HTML5 or messages from beyond the PDF

In 1990 Tim Berners-Lee and others started HTML and the world wide web to facilitate scientific communications at CERN, the world’s largest particle physics laboratory.

Although the world wide web profoundly changed scholarly publishing (and of course many other things), HTML did not become the standard document format for scientific papers. In fact, there is no standard document format. We have document formats for authors, for the internal workflow of publishers, and for the distribution and reading of papers.

There are of course many good reasons to use LaTeX for writing, XML for workflows, PDF to print papers or ePub for mobile devices. But reformatting a manuscript into different formats several times is both expensive (in terms of time and costs) and means that the formatting options used will be a compromise of what is available in all formats.

All this would be much easier if we just used HTML. With HTML, authors, publishers and readers can all use the same document format. And they will have an endless number of tools at their hands, including of course WordPress for writing and the web browser of choice for reading.
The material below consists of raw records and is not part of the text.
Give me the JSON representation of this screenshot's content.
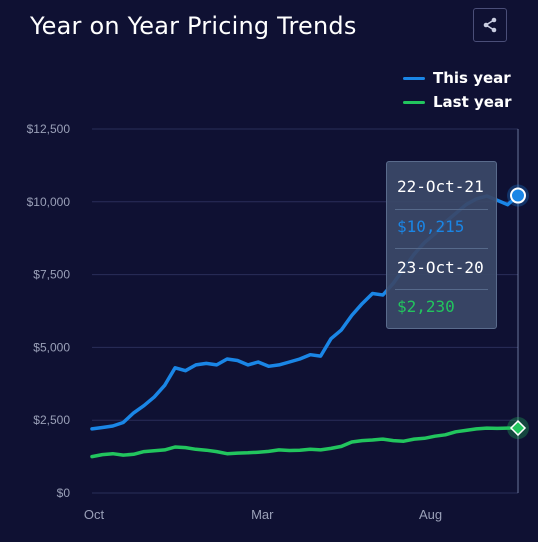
{
  "header": {
    "title": "Year on Year Pricing Trends",
    "share_icon": "share-icon"
  },
  "colors": {
    "background": "#0f1133",
    "this_year": "#1a86e6",
    "last_year": "#22c55e",
    "grid": "#2a2e5a",
    "axis_text": "#9aa0b8"
  },
  "tooltip": {
    "this_year_date": "22-Oct-21",
    "this_year_value": "$10,215",
    "last_year_date": "23-Oct-20",
    "last_year_value": "$2,230"
  },
  "chart_data": {
    "type": "line",
    "title": "Year on Year Pricing Trends",
    "xlabel": "",
    "ylabel": "",
    "ylim": [
      0,
      12500
    ],
    "yticks": [
      0,
      2500,
      5000,
      7500,
      10000,
      12500
    ],
    "ytick_labels": [
      "$0",
      "$2,500",
      "$5,000",
      "$7,500",
      "$10,000",
      "$12,500"
    ],
    "xtick_labels": [
      "Oct",
      "Mar",
      "Aug"
    ],
    "grid": true,
    "legend_position": "top-right",
    "series": [
      {
        "name": "This year",
        "color": "#1a86e6",
        "values": [
          2200,
          2250,
          2300,
          2420,
          2750,
          3000,
          3300,
          3700,
          4300,
          4200,
          4400,
          4450,
          4400,
          4600,
          4550,
          4400,
          4500,
          4350,
          4400,
          4500,
          4600,
          4750,
          4700,
          5300,
          5600,
          6100,
          6500,
          6850,
          6800,
          7200,
          7700,
          8200,
          8600,
          8900,
          9300,
          9600,
          9900,
          10100,
          10200,
          10050,
          9900,
          10215
        ]
      },
      {
        "name": "Last year",
        "color": "#22c55e",
        "values": [
          1250,
          1320,
          1350,
          1300,
          1330,
          1420,
          1450,
          1480,
          1580,
          1560,
          1500,
          1470,
          1420,
          1350,
          1370,
          1380,
          1400,
          1430,
          1480,
          1460,
          1470,
          1500,
          1480,
          1530,
          1600,
          1750,
          1800,
          1820,
          1850,
          1800,
          1780,
          1850,
          1880,
          1950,
          2000,
          2100,
          2150,
          2200,
          2230,
          2220,
          2230,
          2230
        ]
      }
    ]
  }
}
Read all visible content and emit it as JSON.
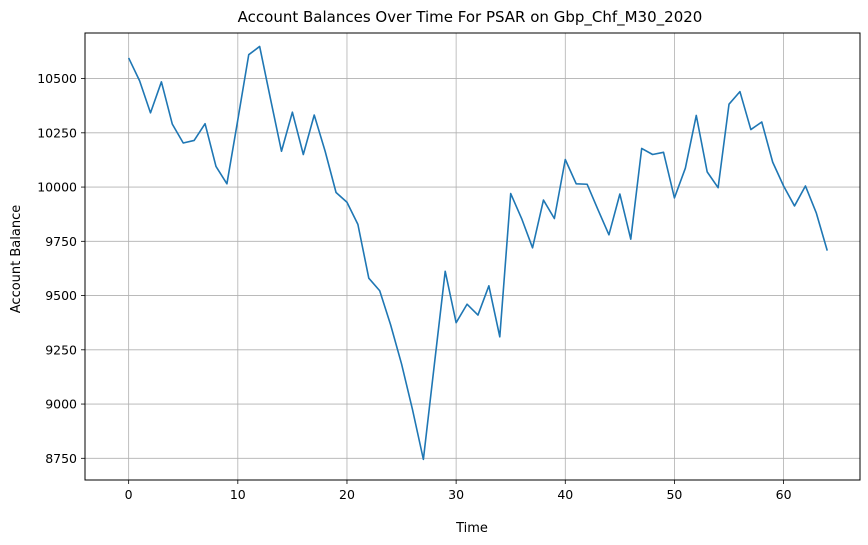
{
  "chart_data": {
    "type": "line",
    "title": "Account Balances Over Time For PSAR on Gbp_Chf_M30_2020",
    "xlabel": "Time",
    "ylabel": "Account Balance",
    "xlim": [
      -4,
      67
    ],
    "ylim": [
      8650,
      10710
    ],
    "xticks": [
      0,
      10,
      20,
      30,
      40,
      50,
      60
    ],
    "yticks": [
      8750,
      9000,
      9250,
      9500,
      9750,
      10000,
      10250,
      10500
    ],
    "grid": true,
    "legend": "none",
    "line_color": "#1f77b4",
    "series": [
      {
        "x": [
          0,
          1,
          2,
          3,
          4,
          5,
          6,
          7,
          8,
          9,
          10,
          11,
          12,
          13,
          14,
          15,
          16,
          17,
          18,
          19,
          20,
          21,
          22,
          23,
          24,
          25,
          26,
          27,
          28,
          29,
          30,
          31,
          32,
          33,
          34,
          35,
          36,
          37,
          38,
          39,
          40,
          41,
          42,
          43,
          44,
          45,
          46,
          47,
          48,
          49,
          50,
          51,
          52,
          53,
          54,
          55,
          56,
          57,
          58,
          59,
          60,
          61,
          62,
          63,
          64
        ],
        "values": [
          10595,
          10490,
          10342,
          10485,
          10290,
          10203,
          10215,
          10292,
          10095,
          10015,
          10310,
          10610,
          10648,
          10405,
          10165,
          10345,
          10150,
          10332,
          10165,
          9975,
          9930,
          9828,
          9580,
          9522,
          9365,
          9185,
          8975,
          8745,
          9180,
          9612,
          9375,
          9460,
          9410,
          9545,
          9310,
          9970,
          9855,
          9720,
          9940,
          9855,
          10127,
          10015,
          10013,
          9895,
          9780,
          9968,
          9760,
          10178,
          10150,
          10160,
          9950,
          10087,
          10330,
          10070,
          9997,
          10382,
          10440,
          10265,
          10300,
          10115,
          10005,
          9913,
          10005,
          9880,
          9707
        ]
      }
    ]
  }
}
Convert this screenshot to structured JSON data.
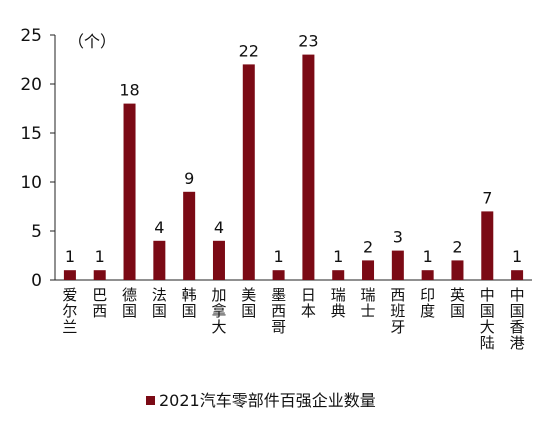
{
  "chart_data": {
    "type": "bar",
    "unit_label": "（个）",
    "categories": [
      "爱尔兰",
      "巴西",
      "德国",
      "法国",
      "韩国",
      "加拿大",
      "美国",
      "墨西哥",
      "日本",
      "瑞典",
      "瑞士",
      "西班牙",
      "印度",
      "英国",
      "中国大陆",
      "中国香港"
    ],
    "series": [
      {
        "name": "2021汽车零部件百强企业数量",
        "values": [
          1,
          1,
          18,
          4,
          9,
          4,
          22,
          1,
          23,
          1,
          2,
          3,
          1,
          2,
          7,
          1
        ],
        "color": "#7b0a15"
      }
    ],
    "ylim": [
      0,
      25
    ],
    "yticks": [
      0,
      5,
      10,
      15,
      20,
      25
    ],
    "grid": false,
    "legend": "bottom"
  }
}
HTML in 2010 is very different from HTML in 1990. HTML5 supports new semantic elements such as <article>, microdata, embedding of video without plugins, geolocation, and offline web applications.

An HTML-based scholarly publishing workflow will make it

faster and cheaper to publish a paper,
easier to create rich interactive documents,
easier to add additional steps, such as integration of data from lab notebooks, publishing of pre-prints, etc.
easier to integrate additional services, from data visualization to language editing.